X_train,X_test,y_train,y_test=train_test_split(X,y,random_state=100,test_size=.2)

In [16]:
# apply the linear regression
lin_reg=LinearRegression()
lin_reg.fit(X_train,y_train)

In [17]:
lin_reg.coef_  # m1 to m13 values

array([-8.14896492e-02,  4.80407782e-02, -5.47150249e-03,  3.06260576e+00,
       -1.61368815e+01,  3.67245067e+00, -8.51525259e-03, -1.51740854e+00,
        2.87271007e-01, -1.21207598e-02, -9.24160757e-01,  9.53460812e-03,
       -4.85895548e-01])

In [18]:
lin_reg.intercept_   # c value

36.33377028550789

In [19]:
y_predit=lin_reg.predict(X_test)

In [20]:
pd.DataFrame({"actuval":y_test,"pridicted":y_predit})

Unnamed: 0,actuval,pridicted
198,34.6,34.408110
229,31.5,31.185246
502,20.6,22.312861
31,14.5,17.886139
315,16.2,20.435721
...,...,...
166,50.0,36.185086
401,7.2,18.010970
368,50.0,23.182265
140,14.0,13.772710


#### **Performance metrics used in Regression**

1. **R2 Score** (also called R_squared).
2. **Adjusted R2 Score**.
3. **Mean Squared Error** (MSE).
4. **Root Mean Squared Error** (RMSE).

In [22]:
r2_score(y_test, y_predit) #r2_score of the model

0.755503308687131

In [24]:
1 - (1-r2_score(y_test, y_predit))*(len(y_test)-1)/(len(y_test)-X_test.shape[1]-1)  #Adjusted r2_score

0.719384479288639

In [26]:
mse = mean_squared_error(y_test, y_predit)  #mean squared error

In [27]:
mse

23.61699410056358

**MSE value is the squared error our model is making while predicting an output, so it is not directly interpretable. Instead we take it's square root which is called RMSE and that is an interpretable value for us.**

In [28]:
rmse = np.sqrt(mse) #root mean squared error

In [29]:
rmse

4.8597318959551234

**RMSE** of 4.85 means a predicted value using our ML model will be 4.85 units less or more than actual output.

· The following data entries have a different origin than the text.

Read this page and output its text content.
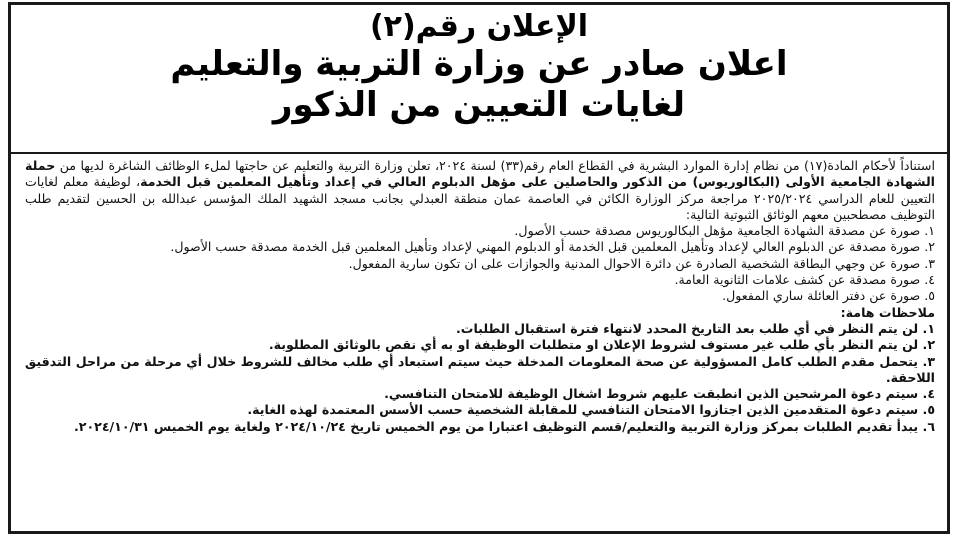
الإعلان رقم(٢)
اعلان صادر عن وزارة التربية والتعليم
لغايات التعيين من الذكور

استناداً لأحكام المادة(١٧) من نظام إدارة الموارد البشرية في القطاع العام رقم(٣٣) لسنة ٢٠٢٤، تعلن وزارة التربية والتعليم عن حاجتها لملء الوظائف الشاغرة لديها من حملة الشهادة الجامعية الأولى (البكالوريوس) من الذكور والحاصلين على مؤهل الدبلوم العالي في إعداد وتأهيل المعلمين قبل الخدمة، لوظيفة معلم لغايات التعيين للعام الدراسي ٢٠٢٥/٢٠٢٤ مراجعة مركز الوزارة الكائن في العاصمة عمان منطقة العبدلي بجانب مسجد الشهيد الملك المؤسس عبدالله بن الحسين لتقديم طلب التوظيف مصطحبين معهم الوثائق الثبوتية التالية:

١. صورة عن مصدقة الشهادة الجامعية مؤهل البكالوريوس مصدقة حسب الأصول.

٢. صورة مصدقة عن الدبلوم العالي لإعداد وتأهيل المعلمين قبل الخدمة أو الدبلوم المهني لإعداد وتأهيل المعلمين قبل الخدمة مصدقة حسب الأصول.

٣. صورة عن وجهي البطاقة الشخصية الصادرة عن دائرة الاحوال المدنية والجوازات على ان تكون سارية المفعول.

٤. صورة مصدقة عن كشف علامات الثانوية العامة.

٥. صورة عن دفتر العائلة ساري المفعول.

ملاحظات هامة:

١. لن يتم النظر في أي طلب بعد التاريخ المحدد لانتهاء فترة استقبال الطلبات.

٢. لن يتم النظر بأي طلب غير مستوف لشروط الإعلان او متطلبات الوظيفة او به أي نقص بالوثائق المطلوبة.

٣. يتحمل مقدم الطلب كامل المسؤولية عن صحة المعلومات المدخلة حيث سيتم استبعاد أي طلب مخالف للشروط خلال أي مرحلة من مراحل التدقيق اللاحقة.

٤. سيتم دعوة المرشحين الذين انطبقت عليهم شروط اشغال الوظيفة للامتحان التنافسي.

٥. سيتم دعوة المتقدمين الذين اجتازوا الامتحان التنافسي للمقابلة الشخصية حسب الأسس المعتمدة لهذه الغاية.

٦. يبدأ تقديم الطلبات بمركز وزارة التربية والتعليم/قسم التوظيف اعتبارا من يوم الخميس تاريخ ٢٠٢٤/١٠/٢٤ ولغاية يوم الخميس ٢٠٢٤/١٠/٣١.
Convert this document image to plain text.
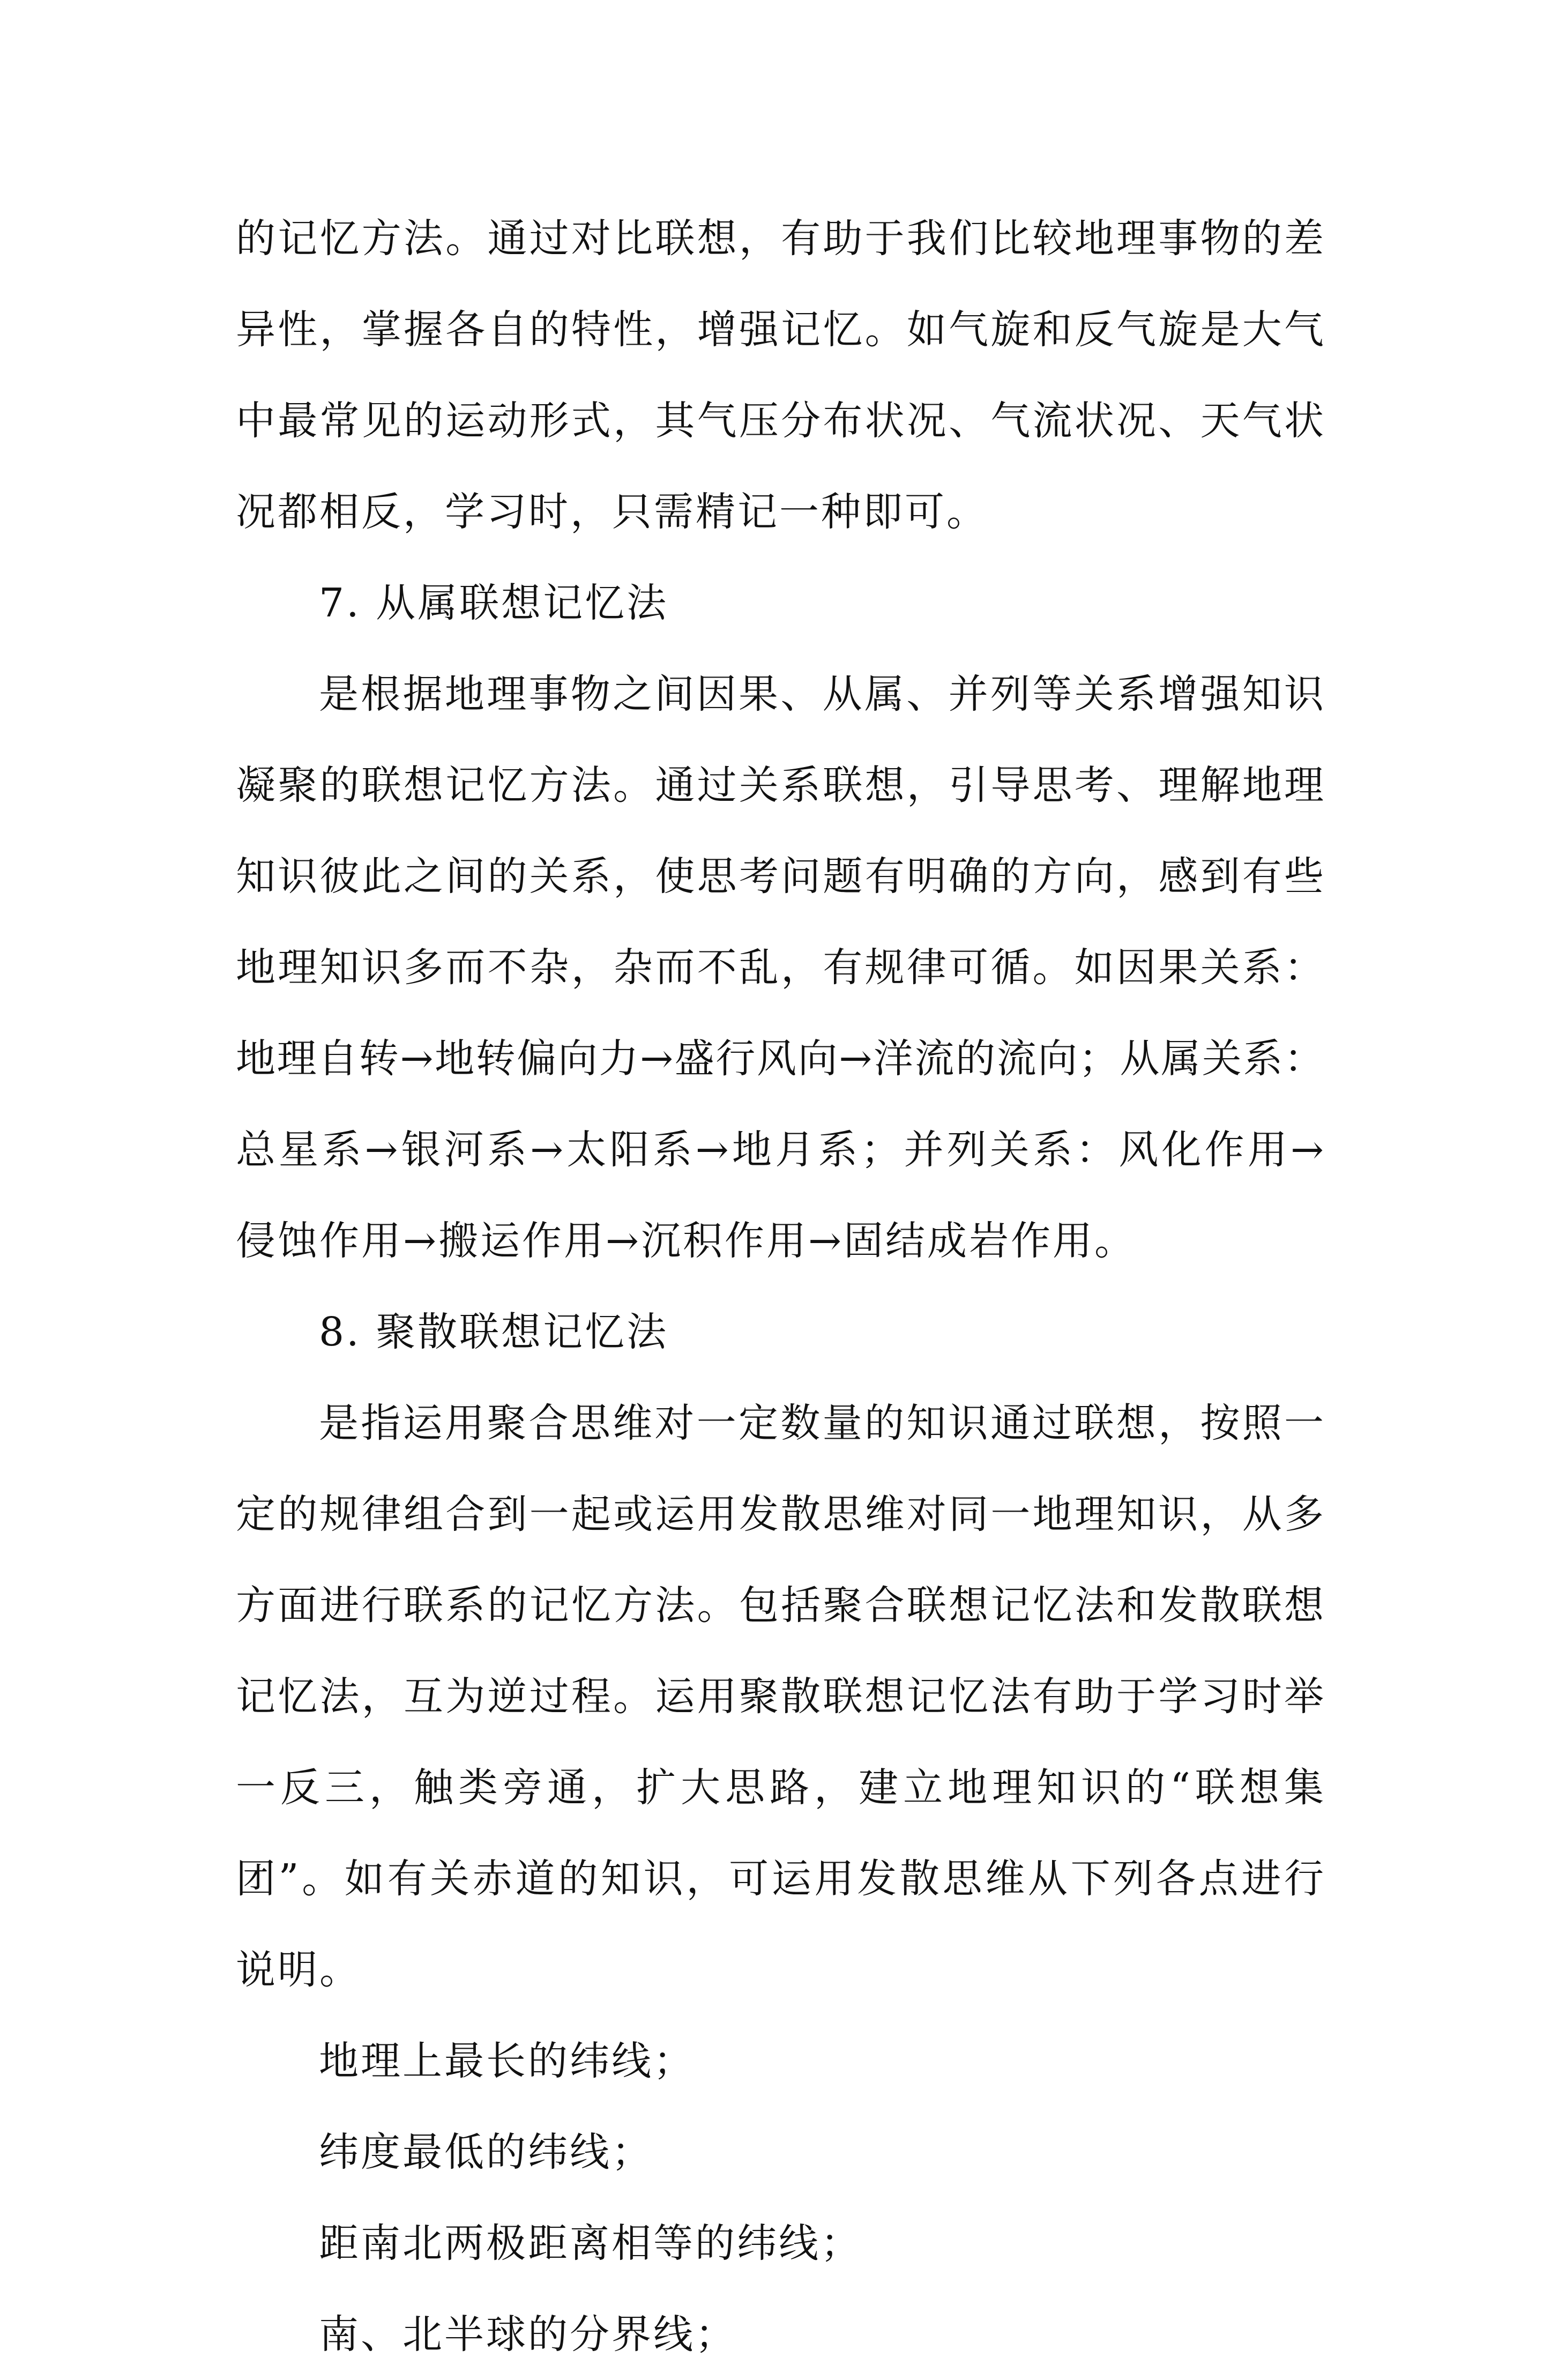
的记忆方法。通过对比联想，有助于我们比较地理事物的差
异性，掌握各自的特性，增强记忆。如气旋和反气旋是大气
中最常见的运动形式，其气压分布状况、气流状况、天气状
况都相反，学习时，只需精记一种即可。
7. 从属联想记忆法
是根据地理事物之间因果、从属、并列等关系增强知识
凝聚的联想记忆方法。通过关系联想，引导思考、理解地理
知识彼此之间的关系，使思考问题有明确的方向，感到有些
地理知识多而不杂，杂而不乱，有规律可循。如因果关系：
地理自转→地转偏向力→盛行风向→洋流的流向；从属关系：
总星系→银河系→太阳系→地月系；并列关系：风化作用→
侵蚀作用→搬运作用→沉积作用→固结成岩作用。
8. 聚散联想记忆法
是指运用聚合思维对一定数量的知识通过联想，按照一
定的规律组合到一起或运用发散思维对同一地理知识，从多
方面进行联系的记忆方法。包括聚合联想记忆法和发散联想
记忆法，互为逆过程。运用聚散联想记忆法有助于学习时举
一反三，触类旁通，扩大思路，建立地理知识的“联想集
团”。如有关赤道的知识，可运用发散思维从下列各点进行
说明。
地理上最长的纬线；
纬度最低的纬线；
距南北两极距离相等的纬线；
南、北半球的分界线；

### **Checking VIF score for multicollinearity**


In [31]:
from statsmodels.stats.outliers_influence import variance_inflation_factor

In [32]:
#creating a dataframe that will contain all the input column names and their respective VIF scores
vif = pd.DataFrame()
vif['Features'] = X_train.columns
vif['VIF'] = [variance_inflation_factor(X_train.values, i) for i in range(X_train.shape[1])]
vif['VIF'] = round(vif['VIF'], 2)
vif = vif.sort_values(by = "VIF", ascending = False)
vif

Unnamed: 0,Features,VIF
10,ptratio,89.27
5,rm,79.8
4,nox,74.55
9,tax,60.42
11,black,22.4
6,age,21.6
7,dis,15.34
2,indus,14.99
8,rad,14.69
12,lstat,11.14


As you can see there are lot of columns with very very high VIF scores. It means our data has a lot of correlated features which we will have to deal with.